Sometimes, I just get so frustrated and mad, then at first it feels like I’m stuck, can’t move. Then my hands start shaking, arms, I clench and unclench random muscles… I can push more, but stopping it isn’t something I can do.
I tried, that was a mistake. That sums it up. I applied to more jobs, because even some money would be better than being absolutely destitute. I “heard back” from two. One asked me to keep working on my application last night. Then, before I woke up today, they sent me an email that they weren’t interested. What the ever loving fuck? I know it was an automated thing, but could you make it any more clear how little value you think people that apply to work with you put on their time? This was a federal contractor, my stupid tax dollars pay for this degradation.
Then, I applied for a job that was well below my best, but I was willing.
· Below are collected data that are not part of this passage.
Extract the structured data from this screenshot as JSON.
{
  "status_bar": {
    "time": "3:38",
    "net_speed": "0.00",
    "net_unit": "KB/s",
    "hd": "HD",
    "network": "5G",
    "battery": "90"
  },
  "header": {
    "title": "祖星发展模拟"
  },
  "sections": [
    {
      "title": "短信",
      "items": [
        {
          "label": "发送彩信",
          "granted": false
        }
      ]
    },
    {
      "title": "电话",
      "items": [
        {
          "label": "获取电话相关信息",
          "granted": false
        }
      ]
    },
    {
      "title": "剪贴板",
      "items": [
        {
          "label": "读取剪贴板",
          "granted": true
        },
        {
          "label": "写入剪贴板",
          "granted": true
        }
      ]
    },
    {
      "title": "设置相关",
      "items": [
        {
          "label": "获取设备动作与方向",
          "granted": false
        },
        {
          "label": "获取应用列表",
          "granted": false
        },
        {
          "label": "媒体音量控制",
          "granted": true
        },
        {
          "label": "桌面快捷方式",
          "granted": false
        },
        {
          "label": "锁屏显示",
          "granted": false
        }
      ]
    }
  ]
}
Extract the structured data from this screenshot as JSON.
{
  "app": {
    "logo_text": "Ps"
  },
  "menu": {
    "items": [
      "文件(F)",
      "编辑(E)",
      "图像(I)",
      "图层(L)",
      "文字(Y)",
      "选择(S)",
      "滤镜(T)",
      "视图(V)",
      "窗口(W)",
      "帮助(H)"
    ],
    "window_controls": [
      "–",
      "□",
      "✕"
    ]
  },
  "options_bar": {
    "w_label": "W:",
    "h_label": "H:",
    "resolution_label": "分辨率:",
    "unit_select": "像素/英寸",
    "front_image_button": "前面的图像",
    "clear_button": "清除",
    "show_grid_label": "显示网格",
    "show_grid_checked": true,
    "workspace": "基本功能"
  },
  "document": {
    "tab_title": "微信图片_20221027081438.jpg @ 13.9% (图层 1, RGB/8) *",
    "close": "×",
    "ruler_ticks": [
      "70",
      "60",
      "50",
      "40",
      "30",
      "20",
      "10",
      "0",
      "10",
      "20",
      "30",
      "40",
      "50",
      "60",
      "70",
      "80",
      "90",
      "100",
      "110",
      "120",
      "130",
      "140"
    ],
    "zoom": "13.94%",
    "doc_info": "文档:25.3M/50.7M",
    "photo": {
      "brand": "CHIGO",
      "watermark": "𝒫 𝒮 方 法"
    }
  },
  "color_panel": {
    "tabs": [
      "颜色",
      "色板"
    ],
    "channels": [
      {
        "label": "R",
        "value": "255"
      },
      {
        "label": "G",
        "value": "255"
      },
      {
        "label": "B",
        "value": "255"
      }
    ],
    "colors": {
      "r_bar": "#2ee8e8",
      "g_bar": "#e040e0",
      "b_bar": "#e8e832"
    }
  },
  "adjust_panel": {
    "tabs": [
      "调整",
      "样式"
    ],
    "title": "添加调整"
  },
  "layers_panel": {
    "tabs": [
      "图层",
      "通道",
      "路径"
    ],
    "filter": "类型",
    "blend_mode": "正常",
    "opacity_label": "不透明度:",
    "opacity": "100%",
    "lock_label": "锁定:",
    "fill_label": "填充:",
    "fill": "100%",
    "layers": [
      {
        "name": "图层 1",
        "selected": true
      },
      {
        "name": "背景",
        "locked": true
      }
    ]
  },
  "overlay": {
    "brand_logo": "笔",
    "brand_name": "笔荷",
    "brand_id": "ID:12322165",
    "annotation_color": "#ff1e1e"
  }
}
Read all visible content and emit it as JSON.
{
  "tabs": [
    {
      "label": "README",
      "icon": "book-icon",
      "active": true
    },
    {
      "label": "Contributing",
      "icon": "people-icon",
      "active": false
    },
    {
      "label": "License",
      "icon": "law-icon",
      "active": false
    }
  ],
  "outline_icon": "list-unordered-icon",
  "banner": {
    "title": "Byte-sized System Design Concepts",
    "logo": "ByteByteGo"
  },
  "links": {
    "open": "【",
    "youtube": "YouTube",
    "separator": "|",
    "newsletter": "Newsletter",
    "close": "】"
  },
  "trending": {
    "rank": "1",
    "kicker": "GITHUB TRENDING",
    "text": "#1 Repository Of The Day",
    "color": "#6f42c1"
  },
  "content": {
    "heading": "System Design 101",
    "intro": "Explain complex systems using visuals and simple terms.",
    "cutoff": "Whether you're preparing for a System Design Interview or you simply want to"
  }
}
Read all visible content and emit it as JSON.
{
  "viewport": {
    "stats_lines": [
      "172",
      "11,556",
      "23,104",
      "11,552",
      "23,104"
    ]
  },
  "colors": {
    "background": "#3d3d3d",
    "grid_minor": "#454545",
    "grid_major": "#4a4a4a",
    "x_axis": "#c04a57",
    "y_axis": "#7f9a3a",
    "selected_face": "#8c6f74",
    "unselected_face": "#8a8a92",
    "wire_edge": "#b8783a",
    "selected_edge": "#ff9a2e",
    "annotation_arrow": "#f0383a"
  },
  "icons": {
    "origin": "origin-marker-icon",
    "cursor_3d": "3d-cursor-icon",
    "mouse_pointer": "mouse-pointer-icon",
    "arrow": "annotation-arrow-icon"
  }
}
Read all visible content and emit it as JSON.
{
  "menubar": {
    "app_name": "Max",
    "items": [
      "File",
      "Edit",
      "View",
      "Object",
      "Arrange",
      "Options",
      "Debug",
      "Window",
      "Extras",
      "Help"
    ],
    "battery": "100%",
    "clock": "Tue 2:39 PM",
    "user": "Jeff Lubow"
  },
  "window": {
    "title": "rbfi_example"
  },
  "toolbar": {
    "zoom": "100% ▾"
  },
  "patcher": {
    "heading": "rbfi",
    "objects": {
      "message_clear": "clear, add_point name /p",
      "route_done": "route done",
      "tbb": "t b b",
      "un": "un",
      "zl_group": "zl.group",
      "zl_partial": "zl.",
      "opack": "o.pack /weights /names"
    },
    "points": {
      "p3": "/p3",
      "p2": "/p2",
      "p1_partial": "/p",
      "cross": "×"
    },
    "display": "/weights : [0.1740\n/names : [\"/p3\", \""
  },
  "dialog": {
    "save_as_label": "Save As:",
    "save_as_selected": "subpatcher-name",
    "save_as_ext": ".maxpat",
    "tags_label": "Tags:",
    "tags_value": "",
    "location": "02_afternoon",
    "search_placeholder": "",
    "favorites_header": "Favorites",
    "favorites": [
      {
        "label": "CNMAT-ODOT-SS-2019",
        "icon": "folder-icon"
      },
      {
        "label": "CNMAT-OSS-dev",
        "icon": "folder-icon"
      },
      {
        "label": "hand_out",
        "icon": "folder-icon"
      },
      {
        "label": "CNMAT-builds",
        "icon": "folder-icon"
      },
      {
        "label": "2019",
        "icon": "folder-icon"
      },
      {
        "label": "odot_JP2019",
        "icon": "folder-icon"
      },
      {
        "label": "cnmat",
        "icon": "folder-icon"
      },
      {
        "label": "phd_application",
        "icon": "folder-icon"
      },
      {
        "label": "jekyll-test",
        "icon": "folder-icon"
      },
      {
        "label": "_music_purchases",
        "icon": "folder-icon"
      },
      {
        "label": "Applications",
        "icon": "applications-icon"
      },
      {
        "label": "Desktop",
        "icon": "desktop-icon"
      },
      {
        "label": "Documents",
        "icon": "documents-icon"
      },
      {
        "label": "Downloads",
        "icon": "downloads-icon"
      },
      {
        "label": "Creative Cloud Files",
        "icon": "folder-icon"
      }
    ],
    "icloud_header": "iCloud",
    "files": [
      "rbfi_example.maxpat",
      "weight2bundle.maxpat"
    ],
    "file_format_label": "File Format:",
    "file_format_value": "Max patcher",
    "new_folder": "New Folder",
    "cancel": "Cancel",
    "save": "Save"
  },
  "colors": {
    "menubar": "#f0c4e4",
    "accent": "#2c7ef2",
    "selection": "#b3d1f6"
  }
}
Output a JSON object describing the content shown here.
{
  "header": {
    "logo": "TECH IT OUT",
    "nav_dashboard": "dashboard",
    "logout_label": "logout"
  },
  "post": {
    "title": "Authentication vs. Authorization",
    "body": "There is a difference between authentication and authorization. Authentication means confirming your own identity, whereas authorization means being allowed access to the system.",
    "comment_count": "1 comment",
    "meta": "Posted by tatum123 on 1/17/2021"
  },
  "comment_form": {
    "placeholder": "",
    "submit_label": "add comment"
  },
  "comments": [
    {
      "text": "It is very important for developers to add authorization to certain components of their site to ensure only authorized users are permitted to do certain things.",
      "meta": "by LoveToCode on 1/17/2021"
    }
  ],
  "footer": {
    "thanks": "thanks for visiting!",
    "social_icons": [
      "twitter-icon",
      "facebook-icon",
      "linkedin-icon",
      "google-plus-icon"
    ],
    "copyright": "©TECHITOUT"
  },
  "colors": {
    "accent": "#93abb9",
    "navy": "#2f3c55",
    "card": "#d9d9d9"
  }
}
They emailed me asking for more information, I got back in and was stuck on the first page. I entered my phone number, then it said I needed to enter my phone number…
I think one has to really have more self hatred than I have left to keep trying to suck the toes of those who hold all the cards. Suck your own toes, I just enjoy being productive, something lacking in the modern workplace, like a living wage. Fuck.
I wish I had a lead on better drugs. That’s my ongoing threat, one I make no secret of; if I find someone willing to sell me heroine, I’m going to get in on that. It makes you sleep, and it kills you… talk about a win/win. I’m sure my therapist/parents would say that isn’t a productive fantasy…. well neither is getting a job, or not being a meaningless serf with no positive outcome from employment. Those are just as fantastic, actually more so, than my little heroine daydream. I know if I gathered the cash and went looking that I could get heroine, black market hookups are always around…. unlike legit employment.
I want to go to high schools and give them motivational speeches about how they should drop out and do drugs, that’s where we all end up anyway. I was stupid, bought into the idea that effort effected outcome, should have invested in crime.
I found a song in German, about how life sucks, and the solution is bank robbery. I don’t know, spoke to the pointless feeling I have inside.